NOW I’M NOT terribly interested in writing about whether Rauner and Oberweis really are the best bets to seriously challenge Quinn and Durbin in the November general election. There will be plenty of time to do that in coming months.
It’s just that reading the details of those polls, it becomes quite apparent that despite all the talk amongst Republicans about how voters are energized by their candidates to clobber Dems come November, the opposite seems to be true.
I don’t think anybody in this candidate field has really captured the public’s love and affection, so to speak.
Rauner, the venture capitalist whom some GOPers think is too close and personal to Mayor Rahm Emanuel, is the one who has used his personal wealth to advertise his existence.
WHICH MAKES IT very likely that to many would-be voters who probably just now are starting to pay any attention to the election cycle, Rauner is the only one they may have heard of.
The other three candidates may well be unknowns – which is a blow to the 2010 campaign between Bill Brady and Kirk Dillard, who don’t seem to gain anything from having run before.
|OBERWEIS: On way to a win?|
Rauner may well succeed in buying enough name recognition early on that there just isn’t enough time for the opposition to catch up. Since if the Tribune poll published earlier this week turns out to bear any resemblance to reality, nearly all the undecided voters would have to swing to Brady for him to prevail.
RUTHERFORD AND DILLARD are just too far behind to catch up to Rauner, it would seem.
|Will Hardiman do worse ...|
This may well become the gubernatorial race between a pair of Chicago residents – a concept that is bound to repulse many among the voters from rural parts of the state who are determined to dump Quinn because they think he’s too urban in his perspective on life.
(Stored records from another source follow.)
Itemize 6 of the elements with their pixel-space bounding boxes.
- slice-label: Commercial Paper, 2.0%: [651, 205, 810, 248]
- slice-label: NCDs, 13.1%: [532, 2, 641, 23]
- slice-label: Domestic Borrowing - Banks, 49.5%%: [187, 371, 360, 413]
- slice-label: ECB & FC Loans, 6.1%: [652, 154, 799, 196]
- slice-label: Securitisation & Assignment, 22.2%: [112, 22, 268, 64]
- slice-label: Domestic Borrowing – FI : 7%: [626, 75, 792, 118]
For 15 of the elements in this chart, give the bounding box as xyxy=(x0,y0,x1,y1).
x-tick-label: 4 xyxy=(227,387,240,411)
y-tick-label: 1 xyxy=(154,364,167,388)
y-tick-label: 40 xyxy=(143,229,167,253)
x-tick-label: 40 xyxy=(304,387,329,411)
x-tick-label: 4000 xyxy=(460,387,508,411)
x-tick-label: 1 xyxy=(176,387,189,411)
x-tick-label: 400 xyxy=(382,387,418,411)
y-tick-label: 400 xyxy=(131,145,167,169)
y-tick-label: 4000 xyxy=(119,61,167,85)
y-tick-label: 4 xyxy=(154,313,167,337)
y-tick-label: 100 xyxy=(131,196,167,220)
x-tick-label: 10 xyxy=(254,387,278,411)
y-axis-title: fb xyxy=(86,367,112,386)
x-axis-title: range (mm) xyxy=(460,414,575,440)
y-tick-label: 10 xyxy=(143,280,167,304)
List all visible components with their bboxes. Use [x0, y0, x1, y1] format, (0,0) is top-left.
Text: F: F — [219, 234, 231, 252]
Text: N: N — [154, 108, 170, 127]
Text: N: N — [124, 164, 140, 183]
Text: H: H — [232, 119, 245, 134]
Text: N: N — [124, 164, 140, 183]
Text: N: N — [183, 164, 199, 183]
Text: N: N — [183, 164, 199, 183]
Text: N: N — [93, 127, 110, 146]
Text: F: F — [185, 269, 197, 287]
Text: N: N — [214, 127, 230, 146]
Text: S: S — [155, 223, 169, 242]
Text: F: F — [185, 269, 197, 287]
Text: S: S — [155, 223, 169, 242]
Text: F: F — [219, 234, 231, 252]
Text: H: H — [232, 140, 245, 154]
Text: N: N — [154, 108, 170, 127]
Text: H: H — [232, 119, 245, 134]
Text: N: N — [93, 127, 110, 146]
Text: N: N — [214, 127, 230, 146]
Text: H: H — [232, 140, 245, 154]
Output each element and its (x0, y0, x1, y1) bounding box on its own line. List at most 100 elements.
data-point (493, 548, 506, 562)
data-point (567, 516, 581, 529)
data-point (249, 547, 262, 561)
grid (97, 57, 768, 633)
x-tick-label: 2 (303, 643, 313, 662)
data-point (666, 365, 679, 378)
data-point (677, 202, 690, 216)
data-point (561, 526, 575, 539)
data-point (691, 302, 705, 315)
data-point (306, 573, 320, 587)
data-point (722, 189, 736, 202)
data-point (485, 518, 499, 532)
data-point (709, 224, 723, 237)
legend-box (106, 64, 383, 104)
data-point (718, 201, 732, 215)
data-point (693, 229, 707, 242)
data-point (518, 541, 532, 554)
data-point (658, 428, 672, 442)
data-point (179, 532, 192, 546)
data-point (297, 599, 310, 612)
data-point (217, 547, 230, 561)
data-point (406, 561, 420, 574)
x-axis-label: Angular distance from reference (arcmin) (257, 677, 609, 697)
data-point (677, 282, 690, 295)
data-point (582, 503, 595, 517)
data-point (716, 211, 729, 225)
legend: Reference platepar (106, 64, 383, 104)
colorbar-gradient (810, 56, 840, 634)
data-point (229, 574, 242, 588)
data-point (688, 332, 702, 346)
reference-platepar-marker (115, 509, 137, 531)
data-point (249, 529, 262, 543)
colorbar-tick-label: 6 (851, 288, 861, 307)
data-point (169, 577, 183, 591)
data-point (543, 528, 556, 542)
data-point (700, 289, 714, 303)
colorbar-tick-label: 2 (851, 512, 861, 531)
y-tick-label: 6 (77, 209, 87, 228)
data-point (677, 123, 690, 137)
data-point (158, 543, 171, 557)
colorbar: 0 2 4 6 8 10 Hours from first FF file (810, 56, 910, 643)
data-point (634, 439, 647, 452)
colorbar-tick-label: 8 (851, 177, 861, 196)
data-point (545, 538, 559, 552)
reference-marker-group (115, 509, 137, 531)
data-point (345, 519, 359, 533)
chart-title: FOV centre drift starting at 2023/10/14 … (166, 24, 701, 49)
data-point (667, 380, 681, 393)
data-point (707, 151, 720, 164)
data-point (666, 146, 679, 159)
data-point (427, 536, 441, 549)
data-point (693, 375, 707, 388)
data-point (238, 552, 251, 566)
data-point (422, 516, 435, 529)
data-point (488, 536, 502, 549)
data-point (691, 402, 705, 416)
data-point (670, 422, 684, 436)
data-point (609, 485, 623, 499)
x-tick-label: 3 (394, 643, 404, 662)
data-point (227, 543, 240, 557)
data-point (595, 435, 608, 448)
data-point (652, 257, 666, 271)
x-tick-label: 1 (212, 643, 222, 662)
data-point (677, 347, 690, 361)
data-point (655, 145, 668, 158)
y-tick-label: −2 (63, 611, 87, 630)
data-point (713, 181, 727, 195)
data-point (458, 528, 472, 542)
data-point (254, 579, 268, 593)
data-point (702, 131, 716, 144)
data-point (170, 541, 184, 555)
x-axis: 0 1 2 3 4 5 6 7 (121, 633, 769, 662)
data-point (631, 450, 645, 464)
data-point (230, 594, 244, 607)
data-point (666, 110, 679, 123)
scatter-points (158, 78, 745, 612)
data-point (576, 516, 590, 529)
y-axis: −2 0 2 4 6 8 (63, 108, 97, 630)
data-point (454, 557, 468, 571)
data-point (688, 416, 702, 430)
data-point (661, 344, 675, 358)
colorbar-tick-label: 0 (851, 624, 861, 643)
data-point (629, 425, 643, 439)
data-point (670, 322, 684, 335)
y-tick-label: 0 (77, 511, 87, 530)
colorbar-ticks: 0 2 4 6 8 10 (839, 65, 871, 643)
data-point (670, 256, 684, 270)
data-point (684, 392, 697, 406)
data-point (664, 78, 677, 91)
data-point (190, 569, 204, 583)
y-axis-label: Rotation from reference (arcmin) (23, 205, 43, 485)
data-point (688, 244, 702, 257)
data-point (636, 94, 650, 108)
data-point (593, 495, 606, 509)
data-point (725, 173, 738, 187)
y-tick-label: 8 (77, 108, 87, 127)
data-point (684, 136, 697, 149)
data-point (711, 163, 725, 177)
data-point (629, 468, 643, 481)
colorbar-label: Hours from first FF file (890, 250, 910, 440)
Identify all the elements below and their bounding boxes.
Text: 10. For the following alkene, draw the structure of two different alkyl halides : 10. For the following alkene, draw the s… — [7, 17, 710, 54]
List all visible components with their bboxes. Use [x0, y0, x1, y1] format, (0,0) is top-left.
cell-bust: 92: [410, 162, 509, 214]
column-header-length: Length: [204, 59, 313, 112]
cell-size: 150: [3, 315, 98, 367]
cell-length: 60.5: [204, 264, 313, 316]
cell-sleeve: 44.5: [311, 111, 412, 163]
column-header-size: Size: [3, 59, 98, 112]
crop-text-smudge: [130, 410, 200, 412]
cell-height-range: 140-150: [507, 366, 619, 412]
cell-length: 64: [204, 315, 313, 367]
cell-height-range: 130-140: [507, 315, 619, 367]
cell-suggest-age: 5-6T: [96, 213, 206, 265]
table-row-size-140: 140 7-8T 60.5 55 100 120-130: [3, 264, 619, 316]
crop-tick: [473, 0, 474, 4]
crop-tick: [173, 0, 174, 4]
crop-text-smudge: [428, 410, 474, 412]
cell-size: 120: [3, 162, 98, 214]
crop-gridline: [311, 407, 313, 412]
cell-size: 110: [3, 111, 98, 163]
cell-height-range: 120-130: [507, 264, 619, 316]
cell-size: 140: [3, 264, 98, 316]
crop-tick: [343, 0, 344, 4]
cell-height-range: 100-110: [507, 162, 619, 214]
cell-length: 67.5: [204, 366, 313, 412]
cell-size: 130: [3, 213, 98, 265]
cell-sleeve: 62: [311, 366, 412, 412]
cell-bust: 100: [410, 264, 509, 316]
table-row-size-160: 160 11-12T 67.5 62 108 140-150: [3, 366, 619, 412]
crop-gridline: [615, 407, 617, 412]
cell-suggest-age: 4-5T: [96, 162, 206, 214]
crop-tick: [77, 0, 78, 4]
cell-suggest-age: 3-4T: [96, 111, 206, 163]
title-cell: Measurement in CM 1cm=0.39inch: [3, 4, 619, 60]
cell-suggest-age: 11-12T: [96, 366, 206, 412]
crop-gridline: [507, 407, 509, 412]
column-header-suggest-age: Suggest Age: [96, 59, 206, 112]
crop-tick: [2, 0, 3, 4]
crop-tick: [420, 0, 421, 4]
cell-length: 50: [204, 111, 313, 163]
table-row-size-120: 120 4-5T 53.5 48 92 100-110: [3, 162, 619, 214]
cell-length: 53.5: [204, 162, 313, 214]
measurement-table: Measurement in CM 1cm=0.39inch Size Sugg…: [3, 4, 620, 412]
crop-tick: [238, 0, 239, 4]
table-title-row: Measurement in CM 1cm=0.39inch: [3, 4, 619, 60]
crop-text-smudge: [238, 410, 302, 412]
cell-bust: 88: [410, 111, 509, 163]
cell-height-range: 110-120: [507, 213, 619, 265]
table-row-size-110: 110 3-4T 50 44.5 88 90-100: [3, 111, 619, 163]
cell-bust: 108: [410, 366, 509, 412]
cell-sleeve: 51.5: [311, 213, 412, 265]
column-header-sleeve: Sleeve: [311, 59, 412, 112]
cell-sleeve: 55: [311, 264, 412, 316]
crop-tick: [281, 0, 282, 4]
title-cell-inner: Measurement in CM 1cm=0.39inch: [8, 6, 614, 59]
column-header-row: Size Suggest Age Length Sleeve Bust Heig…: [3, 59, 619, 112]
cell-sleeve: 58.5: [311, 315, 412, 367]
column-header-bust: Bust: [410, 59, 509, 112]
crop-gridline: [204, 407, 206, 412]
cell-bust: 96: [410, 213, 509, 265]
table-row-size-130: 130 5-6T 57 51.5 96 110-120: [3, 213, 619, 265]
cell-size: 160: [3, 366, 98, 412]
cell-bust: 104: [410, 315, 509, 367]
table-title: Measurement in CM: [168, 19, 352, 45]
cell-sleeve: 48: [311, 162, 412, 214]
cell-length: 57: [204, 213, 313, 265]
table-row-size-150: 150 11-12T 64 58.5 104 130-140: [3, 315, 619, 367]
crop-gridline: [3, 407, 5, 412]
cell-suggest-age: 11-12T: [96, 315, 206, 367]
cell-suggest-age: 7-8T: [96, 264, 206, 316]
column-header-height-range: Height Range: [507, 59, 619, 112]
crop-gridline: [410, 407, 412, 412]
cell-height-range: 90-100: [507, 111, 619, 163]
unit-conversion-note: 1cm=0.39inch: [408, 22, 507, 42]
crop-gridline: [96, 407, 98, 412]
The same seems to be holding up in the Senate primary, where Oberweis has such a large lead that he’s already the Election Day winner – provided that the poll results turn out to be real.
Then again, Oberweis is the guy who has run past campaigns for governor, senator and representative – before finally winning a seat in the Illinois state Senate.
AFTER ALL THAT, he had better be known to more voters than just about any other candidate (the Tribune poll indicates he has 88 percent name recognition). Although there are those who wonder if his recognition is for such negative past activity that it will kill him – and other Republican candidates on the ticket – come November.
What it does mean is that Doug Truax, a business executive from suburban Downers Grove, hasn’t done much in the way of getting his name out to the public. Because there are those who would like to have an alternative to vote for March 18.
|... than Truax on Election Day?|
Nobody seems to give Hardiman any chance to actually beat Quinn. Although I wonder if he winds up getting more support in that campaign than Truax does against the man whose dairy company, admittedly, does make some fine ice cream.